My take on illegal downloading
  In principle, I understand the record companies' objection to Napster; it does seem like it's cheating the performers and songwriters... oh, and the record companies... out of the revenues they're entitled to.  There are many struggling musicians who really need those royalties, and if Napster prevails in the courts, it will be a blow to many deserving people in the music industry.  Above all, though, I think it will be a blow to the record companies; in other words, the greatest losers will be businessmen and executives, not creative artists.  And if the record industry executives had treated their customers right all these years, then maybe they wouldn't have so much to fear from Napster, MP3.com, and the like.  I think that everyone of my generation can relate to taking their allowance to the record store to buy a 45-rpm single, then discovering, once it was on the record player, that they had purchased the abbreviated "single edit".  Presumably, the record companies created single edits because they hoped that the eviscerated songs on 45s (or on "greatest hits" collections) would motivate the buyer to purchase a redundant copy of the song by buying the original album.  I remember buying a cd by Don Mclean entitled "American Pie and other hits".  Nothing on the cd cover told me that the version of "American Pie" it contained was about half the length of the original (I'm surprised there's not a truth-in-advertising law against that).  They didn't abridge the song because of space constraints; the cd contained less than 39 minutes of music.  Is it unreasonable to suspect that the record company is just trying to whet my appetite to buy the original cd containing the version of the song I've heard all my life on the radio?  An equally atrocious example is an Iron Butterfly greatest-hits cd that condenses their signature opus "In-A-Gadda-Da-Vida" from about twenty minutes to under four.
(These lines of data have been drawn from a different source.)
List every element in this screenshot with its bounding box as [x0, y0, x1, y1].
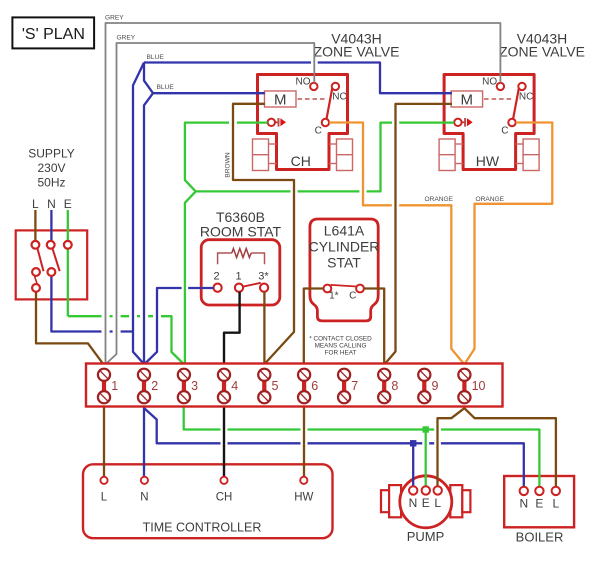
boiler box: [504, 476, 574, 544]
contact NC: [332, 83, 339, 90]
svg-text:M: M: [461, 92, 474, 109]
wire brown: HW valve motor to terminal 8: [385, 104, 452, 364]
wire green: branch to HW valve earth: [196, 123, 454, 192]
motor M box of HW valve: [451, 91, 483, 107]
svg-text:TIME CONTROLLER: TIME CONTROLLER: [143, 521, 262, 535]
svg-text:1*: 1*: [329, 291, 339, 302]
time controller terminal HW: [300, 477, 307, 484]
svg-text:3*: 3*: [258, 271, 269, 283]
switch arm NC-C: [513, 85, 519, 119]
contact NC: [518, 83, 525, 90]
supply terminal N top: [47, 241, 55, 249]
svg-text:2: 2: [213, 271, 219, 283]
svg-text:NO: NO: [296, 77, 311, 88]
cylinder stat L641A: [309, 219, 380, 321]
wire black: room stat 1 down to terminal 4: [224, 292, 240, 365]
svg-text:CYLINDER: CYLINDER: [309, 239, 380, 255]
supply isolator box: [16, 230, 88, 299]
svg-text:E: E: [422, 496, 430, 510]
wire green: drop to pump E: [425, 430, 427, 488]
supply terminal L mid: [32, 268, 40, 276]
supply switch blade L lower: [35, 276, 38, 283]
svg-text:3: 3: [191, 379, 198, 393]
svg-text:4: 4: [231, 379, 238, 393]
junction dot green: [423, 426, 429, 432]
svg-text:6: 6: [311, 379, 318, 393]
svg-text:BLUE: BLUE: [147, 54, 165, 61]
strip terminal 9: [418, 369, 438, 404]
svg-text:FOR HEAT: FOR HEAT: [325, 350, 357, 357]
room stat terminal 2: [214, 284, 222, 292]
time controller terminal N: [141, 477, 148, 484]
contact NO: [497, 83, 504, 90]
wire blue B1: terminal2 to HW valve M: [144, 63, 452, 94]
svg-text:8: 8: [391, 379, 398, 393]
pump terminal labels N E L: [409, 496, 442, 510]
dashed actuator link: [298, 98, 328, 100]
valve CH body outline: [258, 75, 348, 170]
svg-text:N: N: [47, 197, 56, 211]
boiler terminal N: [520, 487, 528, 495]
earth terminal of CH valve: [268, 119, 275, 126]
svg-text:NC: NC: [519, 92, 533, 103]
title box 'S' PLAN: [12, 17, 94, 48]
svg-text:ORANGE: ORANGE: [476, 196, 505, 203]
contact C: [508, 119, 515, 126]
wire brown: CH valve motor to terminal 5: [233, 104, 294, 364]
valve HW body outline: [444, 75, 534, 170]
zone valve V1 CH (V4043H): [253, 75, 353, 171]
cylinder stat terminal 1*: [324, 285, 332, 293]
svg-text:9: 9: [432, 379, 439, 393]
wire green: supply E down to terminal 3: [68, 210, 184, 364]
room stat T6360B: [200, 209, 282, 305]
svg-text:HW: HW: [476, 153, 500, 169]
wire brown: terminal10 to boiler L: [464, 408, 556, 487]
strip terminal 5: [258, 369, 278, 404]
valve HW right pipe flange: [523, 139, 539, 171]
wire blue: supply N down to terminal 2: [51, 276, 133, 332]
svg-text:ZONE VALVE: ZONE VALVE: [499, 44, 585, 60]
wire black: terminal4 down to time controller CH: [223, 405, 225, 477]
room stat switch arm 1-3: [243, 283, 261, 287]
wire brown: cylinder stat 1* to terminal 6: [304, 289, 324, 365]
wire blue: terminal2 down to time controller N: [143, 405, 145, 477]
wire brown: terminal6 down to time controller HW: [303, 405, 305, 477]
svg-text:L: L: [101, 492, 108, 504]
contact NO: [310, 83, 317, 90]
svg-text:10: 10: [472, 379, 486, 393]
supply terminal E: [64, 241, 72, 249]
svg-text:E: E: [535, 496, 543, 510]
svg-text:CH: CH: [216, 492, 233, 504]
wire grey G1: terminal1 to HW valve NO: [106, 23, 501, 365]
svg-text:NC: NC: [332, 92, 346, 103]
svg-text:GREY: GREY: [105, 15, 124, 22]
supply isolator terminals and blades: [32, 241, 72, 292]
wire blue: drop to pump N: [412, 443, 414, 487]
svg-text:2: 2: [151, 379, 158, 393]
svg-text:CH: CH: [291, 153, 311, 169]
boiler terminal labels N E L: [519, 496, 559, 510]
earth terminal of HW valve: [454, 119, 461, 126]
svg-text:C: C: [315, 126, 322, 137]
zone valve V2 HW (V4043H): [439, 75, 539, 171]
wire orange: CH valve C to terminal 10: [329, 123, 463, 364]
supply switch blade L: [38, 249, 44, 272]
svg-text:* CONTACT CLOSED: * CONTACT CLOSED: [309, 336, 372, 343]
strip terminal 4: [218, 369, 238, 404]
strip terminal 8: [378, 369, 398, 404]
svg-text:BROWN: BROWN: [225, 152, 232, 178]
junction dot blue: [410, 440, 416, 446]
time controller terminal L: [100, 477, 107, 484]
svg-text:ROOM STAT: ROOM STAT: [200, 224, 282, 240]
svg-text:BLUE: BLUE: [157, 84, 175, 91]
contact C: [322, 119, 329, 126]
wire green: main earth vertical to CH valve earth: [185, 123, 268, 365]
svg-text:'S' PLAN: 'S' PLAN: [22, 26, 85, 43]
time controller terminal labels: [101, 492, 314, 504]
svg-text:L: L: [32, 197, 39, 211]
wire brown: supply L down to terminal 1: [35, 210, 103, 364]
boiler terminal E: [535, 487, 543, 495]
supply terminal labels L N E: [32, 197, 72, 211]
terminal strip block: [86, 364, 503, 407]
switch arm NC-C: [327, 85, 333, 119]
svg-text:7: 7: [351, 379, 358, 393]
svg-text:N: N: [140, 492, 148, 504]
label SUPPLY 230V 50Hz: [28, 147, 74, 190]
svg-text:230V: 230V: [37, 161, 65, 175]
svg-text:STAT: STAT: [327, 255, 361, 271]
contact note text: [309, 336, 372, 357]
pump terminal L: [434, 486, 442, 494]
svg-text:N: N: [409, 496, 418, 510]
svg-text:1: 1: [111, 379, 118, 393]
svg-text:GREY: GREY: [117, 35, 136, 42]
svg-text:5: 5: [272, 379, 279, 393]
svg-text:HW: HW: [294, 492, 313, 504]
zone valve HW label V4043H ZONE VALVE: [499, 31, 585, 60]
pump terminal E: [422, 486, 430, 494]
strip terminal 7: [338, 369, 358, 404]
strip terminal 3: [178, 369, 198, 404]
svg-text:L641A: L641A: [324, 223, 365, 239]
svg-text:PUMP: PUMP: [407, 529, 445, 544]
strip terminal 2: [138, 369, 158, 404]
motor M box of CH valve: [265, 91, 297, 107]
resistor (anticipator) in room stat: [218, 253, 265, 264]
svg-text:ORANGE: ORANGE: [425, 196, 454, 203]
supply terminal N bottom: [48, 268, 56, 276]
wire blue: room stat terminal 2 feed: [145, 288, 214, 364]
svg-text:1: 1: [235, 271, 241, 283]
svg-text:L: L: [434, 496, 441, 510]
wire orange: HW valve C to terminal 10: [465, 123, 552, 364]
strip terminal 1: [98, 369, 118, 404]
wire brown: cylinder stat C to terminal 8: [364, 289, 384, 365]
dashed actuator link: [484, 98, 513, 100]
wire green: terminal3 down to pump E and boiler E: [184, 405, 540, 487]
svg-text:BOILER: BOILER: [516, 529, 564, 544]
svg-text:C: C: [349, 291, 356, 302]
strip terminal 10: [458, 369, 485, 404]
wire blue B2: terminal2 to CH valve M: [144, 63, 265, 365]
room stat terminal 3*: [260, 284, 268, 292]
boiler terminal L: [552, 487, 560, 495]
pump body: [381, 476, 470, 544]
wire brown: room stat 3* down to terminal 5: [263, 292, 265, 365]
svg-text:MEANS CALLING: MEANS CALLING: [315, 343, 367, 350]
supply terminal L top: [32, 241, 40, 249]
svg-text:L: L: [552, 496, 559, 510]
wire brown: terminal1 down to time controller L: [103, 405, 105, 477]
svg-text:SUPPLY: SUPPLY: [28, 147, 74, 161]
wire brown: terminal10 to pump L: [438, 405, 465, 487]
cylinder stat switch arm: [331, 285, 357, 287]
svg-text:50Hz: 50Hz: [37, 176, 65, 190]
svg-text:E: E: [64, 197, 72, 211]
wire blue: branch to pump N and boiler N: [144, 408, 524, 488]
room stat terminal 1: [235, 284, 243, 292]
svg-text:NO: NO: [482, 77, 497, 88]
time controller terminal CH: [220, 477, 227, 484]
cylinder stat terminal C: [356, 285, 364, 293]
pump terminal N: [409, 486, 417, 494]
svg-text:N: N: [519, 496, 528, 510]
time controller box: [83, 464, 333, 538]
supply terminal L bottom: [32, 284, 40, 292]
svg-text:M: M: [274, 92, 287, 109]
svg-text:C: C: [501, 126, 508, 137]
wire grey G2: terminal1 to CH valve NO: [106, 43, 314, 364]
supply switch blade N: [53, 249, 60, 272]
strip terminal 6: [298, 369, 318, 404]
valve CH left pipe flange: [253, 139, 269, 171]
zone valve CH label V4043H ZONE VALVE: [314, 31, 400, 60]
valve HW left pipe flange: [439, 139, 455, 171]
svg-text:ZONE VALVE: ZONE VALVE: [314, 44, 400, 60]
valve CH right pipe flange: [337, 139, 353, 171]
wire blue: supply N label stub: [50, 210, 52, 241]
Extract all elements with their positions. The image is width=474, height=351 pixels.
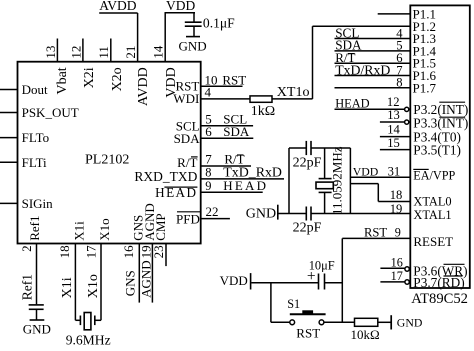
- svg-text:16: 16: [121, 245, 136, 259]
- svg-text:AGND: AGND: [138, 260, 153, 298]
- svg-text:SDA: SDA: [174, 131, 201, 146]
- svg-text:XTAL0: XTAL0: [413, 195, 451, 209]
- svg-text:X2i: X2i: [82, 67, 97, 88]
- svg-text:4: 4: [205, 84, 212, 99]
- svg-text:9: 9: [395, 225, 401, 239]
- svg-text:GND: GND: [179, 39, 207, 54]
- svg-text:0.1μF: 0.1μF: [203, 16, 235, 31]
- svg-text:P3.7(RD): P3.7(RD): [413, 275, 464, 290]
- svg-text:X2o: X2o: [110, 67, 125, 91]
- svg-text:FLTi: FLTi: [22, 155, 47, 170]
- svg-text:RXD_TXD: RXD_TXD: [134, 169, 197, 184]
- svg-text:VDD: VDD: [220, 273, 248, 288]
- svg-text:RST: RST: [296, 326, 320, 341]
- svg-text:EA/VPP: EA/VPP: [413, 168, 455, 182]
- svg-text:PFD: PFD: [176, 211, 200, 226]
- svg-text:SDA: SDA: [223, 124, 250, 139]
- svg-text:9.6MHz: 9.6MHz: [66, 333, 111, 346]
- svg-text:GND: GND: [397, 316, 423, 330]
- svg-text:15: 15: [387, 136, 400, 150]
- svg-text:S1: S1: [287, 297, 300, 311]
- svg-text:14: 14: [387, 123, 400, 137]
- svg-text:XT1o: XT1o: [277, 85, 310, 100]
- svg-text:CMP: CMP: [153, 213, 168, 240]
- svg-text:2: 2: [19, 245, 34, 252]
- svg-text:PSK_OUT: PSK_OUT: [22, 105, 79, 120]
- svg-text:GNS: GNS: [123, 270, 138, 296]
- svg-text:HEAD: HEAD: [335, 97, 369, 111]
- svg-text:22pF: 22pF: [293, 156, 322, 171]
- svg-text:13: 13: [43, 46, 58, 59]
- svg-text:31: 31: [388, 164, 401, 178]
- svg-text:X1i: X1i: [60, 277, 75, 298]
- svg-text:Vbat: Vbat: [55, 67, 70, 94]
- svg-text:23: 23: [151, 245, 166, 258]
- svg-text:9: 9: [205, 179, 211, 193]
- svg-text:11.0592MHz: 11.0592MHz: [330, 146, 345, 215]
- svg-text:RESET: RESET: [413, 234, 453, 249]
- svg-text:VDD: VDD: [353, 164, 379, 178]
- svg-text:HEAD: HEAD: [223, 178, 268, 193]
- svg-text:P3.2(INT): P3.2(INT): [413, 102, 468, 117]
- svg-text:VDD: VDD: [166, 0, 195, 13]
- svg-text:17: 17: [84, 245, 99, 259]
- svg-text:RST: RST: [364, 225, 387, 239]
- svg-text:X1o: X1o: [86, 274, 101, 298]
- svg-text:8: 8: [396, 76, 402, 90]
- svg-text:AVDD: AVDD: [99, 0, 137, 13]
- svg-text:10kΩ: 10kΩ: [351, 327, 380, 342]
- svg-text:R/T: R/T: [224, 152, 244, 167]
- svg-text:11: 11: [96, 46, 111, 59]
- svg-text:PL2102: PL2102: [85, 153, 129, 168]
- svg-text:AT89C52: AT89C52: [411, 291, 468, 307]
- svg-text:Dout: Dout: [22, 82, 48, 97]
- svg-text:8: 8: [205, 166, 211, 180]
- svg-text:12: 12: [68, 46, 83, 59]
- svg-text:22pF: 22pF: [293, 221, 322, 236]
- svg-text:AVDD: AVDD: [136, 67, 151, 106]
- svg-text:14: 14: [151, 45, 166, 59]
- svg-text:10μF: 10μF: [309, 259, 335, 273]
- svg-text:17: 17: [391, 269, 403, 283]
- svg-text:1kΩ: 1kΩ: [251, 104, 275, 119]
- svg-text:X1i: X1i: [71, 221, 86, 241]
- svg-text:21: 21: [123, 46, 138, 59]
- svg-text:13: 13: [387, 108, 400, 122]
- svg-text:WDI: WDI: [173, 91, 199, 106]
- svg-text:7: 7: [205, 152, 212, 167]
- svg-text:XTAL1: XTAL1: [413, 208, 451, 222]
- svg-text:P3.5(T1): P3.5(T1): [413, 142, 461, 157]
- svg-text:6: 6: [205, 124, 212, 139]
- svg-text:SIGin: SIGin: [22, 196, 54, 211]
- svg-text:P1.7: P1.7: [413, 80, 437, 95]
- svg-text:TxD/RxD: TxD/RxD: [335, 62, 390, 77]
- svg-text:X1o: X1o: [97, 218, 112, 240]
- svg-text:16: 16: [391, 256, 403, 270]
- svg-text:19: 19: [390, 202, 403, 216]
- svg-text:Ref1: Ref1: [27, 216, 42, 241]
- svg-text:GND: GND: [246, 207, 276, 222]
- svg-text:GND: GND: [23, 322, 51, 337]
- svg-text:18: 18: [57, 245, 72, 258]
- svg-text:FLTo: FLTo: [22, 130, 50, 145]
- svg-text:RST: RST: [222, 72, 246, 87]
- svg-text:Ref1: Ref1: [19, 274, 34, 300]
- svg-text:18: 18: [390, 188, 403, 202]
- svg-text:22: 22: [206, 204, 219, 219]
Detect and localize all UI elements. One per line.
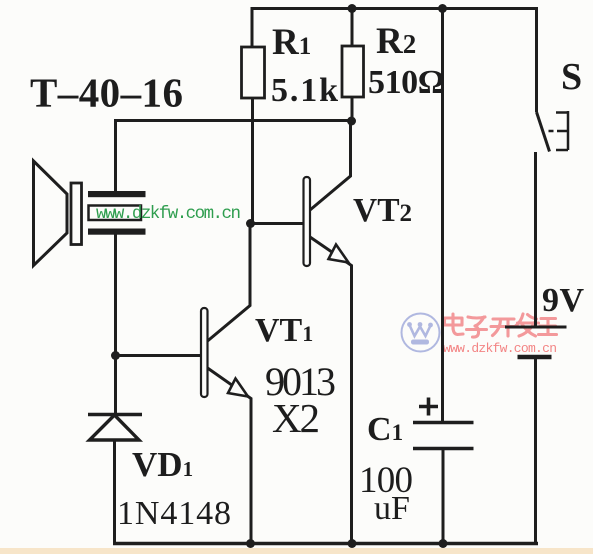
battery positive plate (505, 326, 567, 329)
wire R2 top (351, 7, 354, 46)
node junction bottom VT2 (348, 539, 357, 548)
wire switch to battery (534, 152, 537, 327)
wire battery bottom (534, 357, 537, 543)
speaker top plate (88, 191, 146, 197)
speaker bottom plate (88, 229, 146, 235)
svg-text:www.dzkfw.com.cn: www.dzkfw.com.cn (96, 204, 241, 224)
speaker cone (34, 161, 68, 266)
speaker middle plate (89, 206, 142, 221)
speaker driver (71, 183, 82, 245)
wire R1 bottom to VT2 base node (251, 98, 254, 224)
wire C1 top (441, 9, 444, 423)
battery negative plate (518, 355, 552, 360)
wire switch top (535, 7, 538, 112)
switch S actuator bracket (549, 111, 569, 150)
switch S blade (537, 112, 550, 152)
node junction bottom VT1 (246, 539, 255, 548)
capacitor C1 (413, 423, 474, 449)
wire VT2 base (250, 222, 304, 225)
wire diode to bottom (113, 440, 116, 543)
svg-text:510Ω: 510Ω (368, 64, 445, 101)
wire C1 bottom (442, 449, 445, 544)
svg-text:S: S (561, 56, 582, 98)
node junction VT2 base (246, 219, 255, 228)
wire speaker bottom to diode (114, 235, 117, 415)
capacitor C1 plus sign (419, 398, 438, 416)
junction top R2 (348, 4, 357, 13)
transistor VT1 (201, 224, 251, 544)
transistor VT2 (304, 119, 352, 543)
resistor R1 (242, 47, 265, 98)
top rail wire (252, 7, 537, 10)
svg-text:R2: R2 (376, 21, 416, 62)
wire speaker top (114, 119, 117, 191)
node junction mid (347, 117, 356, 126)
wire mid horizontal (115, 119, 352, 122)
bottom rail wire (113, 542, 538, 546)
svg-text:VT1: VT1 (255, 312, 313, 349)
watermark logo W circle (402, 314, 440, 352)
svg-text:T–40–16: T–40–16 (30, 70, 183, 116)
resistor R2 (342, 46, 364, 97)
junction top C1 (438, 4, 447, 13)
node junction bottom C1 (439, 539, 448, 548)
svg-text:5.1k: 5.1k (271, 72, 338, 109)
wire VT1 base (114, 354, 202, 357)
svg-text:9V: 9V (542, 282, 584, 319)
paper edge strip (0, 548, 593, 554)
svg-text:uF: uF (374, 490, 410, 527)
diode VD1 (88, 415, 142, 441)
wire R2 bottom (351, 97, 354, 122)
svg-text:www.dzkfw.com.cn: www.dzkfw.com.cn (443, 341, 557, 356)
node junction VT1 base (111, 351, 120, 360)
svg-text:X2: X2 (272, 395, 320, 441)
svg-text:1N4148: 1N4148 (117, 495, 231, 532)
svg-text:VD1: VD1 (132, 445, 193, 484)
watermark red chinese text 电子开发网 (445, 314, 557, 337)
wire R1 top (251, 7, 254, 47)
svg-text:VT2: VT2 (353, 192, 412, 229)
svg-text:R1: R1 (272, 22, 311, 63)
svg-text:C1: C1 (367, 411, 403, 448)
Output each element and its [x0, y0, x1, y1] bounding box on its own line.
  Suppose book publishers operated by the record industry's principles.  Suppose you waited for the paperback version of a best-seller because you didn't want to shell out $28 for the hardcover.  Then, when you bought the paperback, you discovered that the publisher had punished your stinginess by arbitrarily omitting chapters of the book.  Or maybe they would do their own version of the fade-out: after about three-quarters of the book, the ink would get lighter and lighter until all that remained were blank pages.  For those of us who love music, these analogies are appropriate.  In my opinion, the record companies haven't done much to earn our loyalty over the years.